There’s almost no part of the human organism that doesn’t benefit from the healthy effects produced by the lactic bacteria in yogurt. The list of medical recommendations includes immune system support, less constipation, normalized stomach acidity, lower body fat, and protection against antibiotic-associated diarrhea or food poisoning bugs.

At the same time, yogurt will provide you with a fresher breath and will strengthen your teeth, nails, and bone system. Another benefit of daily yogurt consumption is that it may reduce the risk of high blood pressure.


Being a highly nutritious food, yogurt provides not only a wide range of vitamins and minerals but also some important appetite-satisfying protein. For this reason, it counts as an extremely healthy snack, strongly recommended for fat control and even during weight-loss diets.

One 2005 study has revealed that obese people who ate three servings of low-fat yogurt a day have lost 25% more weight than the control group. They have also lost up to 81% more abdominal fat!

Rich And Natural Source Of Calcium

Moreover, modern clinical investigations have revealed that yogurt is very beneficial in promoting good gum health, because of the lactic acids. Not to mention that the high calcium content works towards preventing bone damage, fractures, and osteoporosis. Decades ago, calcium has been shown to have beneficial effects on bone mass in people of all ages, being extremely recommended in women at menopause.

Nutritionists explain that the lactic acid in yogurt is the perfect medium to maximize the levels of calcium absorption. If you still need more calcium, try and supplement your diet with some more vitamin D and make sure you get enough sun exposure when possible.
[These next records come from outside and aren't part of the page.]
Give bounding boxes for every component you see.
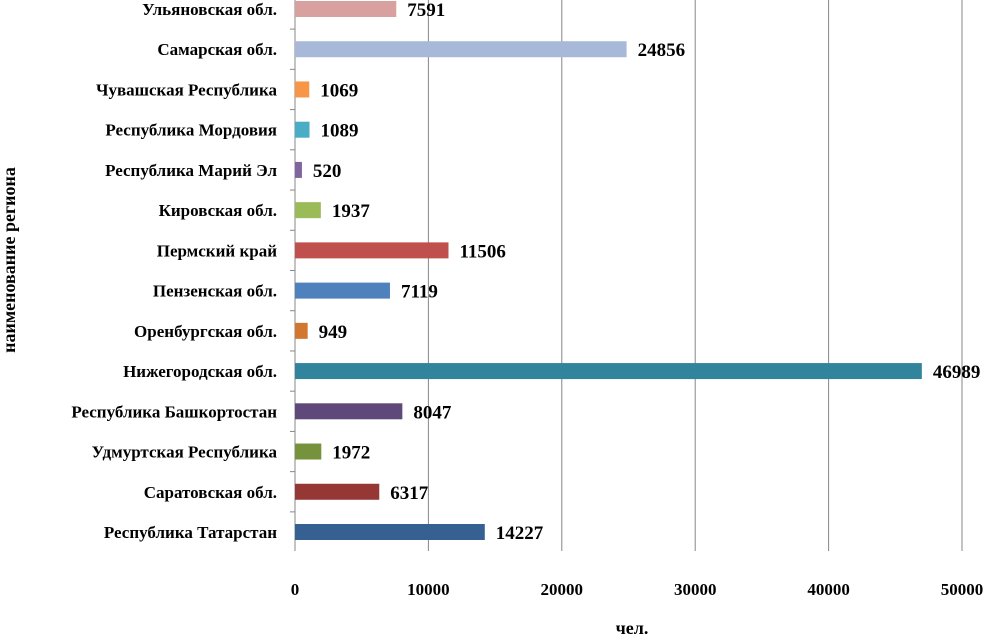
- data-label: 520: [313, 161, 342, 182]
- category-label: Республика Мордовия: [105, 121, 277, 140]
- data-label: 1069: [320, 80, 358, 101]
- x-tick-label: 20000: [541, 580, 584, 599]
- bar: [295, 403, 403, 420]
- data-label: 1972: [332, 443, 370, 464]
- bar: [295, 202, 321, 219]
- bar: [295, 282, 390, 299]
- data-label: 8047: [413, 402, 452, 423]
- bar: [295, 41, 627, 58]
- category-label: Кировская обл.: [159, 201, 277, 220]
- category-label: Чувашская Республика: [96, 80, 278, 99]
- data-label: 949: [319, 322, 348, 343]
- data-label: 46989: [933, 362, 981, 383]
- category-label: Самарская обл.: [157, 40, 277, 59]
- category-label: Нижегородская обл.: [123, 362, 277, 381]
- category-label: Пензенская обл.: [153, 282, 277, 301]
- gridlines: [290, 0, 963, 551]
- x-tick-label: 30000: [674, 580, 717, 599]
- bar: [295, 363, 922, 380]
- bar: [295, 242, 449, 259]
- bar: [295, 81, 310, 98]
- bar: [295, 161, 302, 178]
- x-tick-label: 10000: [407, 580, 450, 599]
- data-label: 24856: [638, 40, 686, 61]
- data-label: 7119: [401, 282, 438, 303]
- bar: [295, 443, 322, 460]
- data-label: 6317: [390, 483, 429, 504]
- bar: [295, 523, 485, 540]
- category-label: Оренбургская обл.: [134, 322, 277, 341]
- data-label: 14227: [496, 523, 544, 544]
- bar: [295, 121, 310, 138]
- x-tick-labels: 0 10000 20000 30000 40000 50000: [291, 580, 984, 599]
- x-tick-label: 0: [291, 580, 300, 599]
- value-labels: 7591 24856 1069 1089 520 1937 11506 7119 949 4698…: [313, 0, 980, 544]
- data-label: 1937: [332, 201, 371, 222]
- x-tick-label: 40000: [807, 580, 850, 599]
- data-label: 1089: [321, 121, 359, 142]
- data-label: 7591: [407, 0, 445, 21]
- y-axis-title: наименование региона: [0, 167, 19, 353]
- category-label: Пермский край: [157, 241, 277, 260]
- category-label: Республика Марий Эл: [105, 161, 277, 180]
- category-label: Ульяновская обл.: [142, 0, 277, 19]
- category-label: Республика Башкортостан: [71, 402, 277, 421]
- bar: [295, 1, 397, 17]
- bar: [295, 483, 380, 500]
- bars: [295, 1, 922, 540]
- x-axis-title: чел.: [616, 618, 649, 636]
- data-label: 11506: [459, 241, 505, 262]
- category-labels: Ульяновская обл. Самарская обл. Чувашская …: [71, 0, 277, 542]
- category-label: Республика Татарстан: [104, 523, 277, 542]
- category-label: Удмуртская Республика: [92, 443, 278, 462]
- x-tick-label: 50000: [941, 580, 984, 599]
- bar: [295, 322, 308, 339]
- category-label: Саратовская обл.: [144, 483, 277, 502]
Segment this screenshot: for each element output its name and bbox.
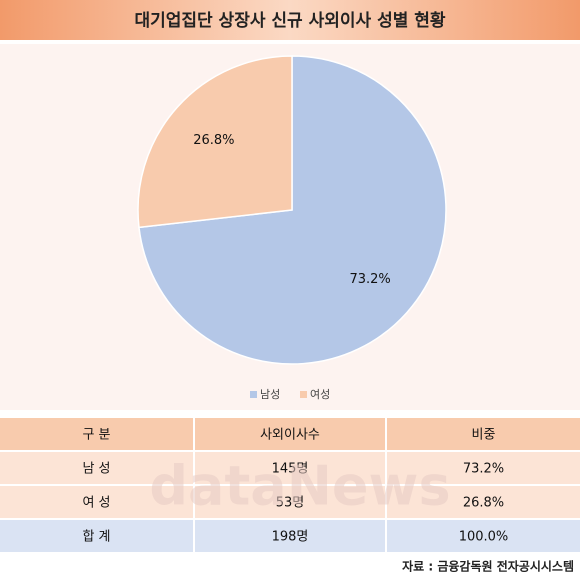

Health Benefits of Bacteria Cultures

In addition, the active bacteria cultures in the yogurt help the gut, by alleviating a number of gastrointestinal conditions, among which we can count lactose intolerance, constipation, colon cancer, inflammatory bowel disease, and even the widespread Helicobacter Pylori infection. H. Pylori is a kind of harmful bacteria that infects the stomach and the upper regions of the small intestine; these infections may lead to ulcers and definitely increase the risk of developing stomach cancer. You should also take note that the lactobacillus in yogurt feeds the intestines, maximizes nutrients you can absorb into your body, ensures the digestive system stays healthy, and stabilizes the immune system.

Simultaneously, yogurt is effective in discouraging vaginal infections, as well as in their later treatment. Candida or yeast vaginal infections are a common problem among women taking antibiotics or those suffering from diabetes.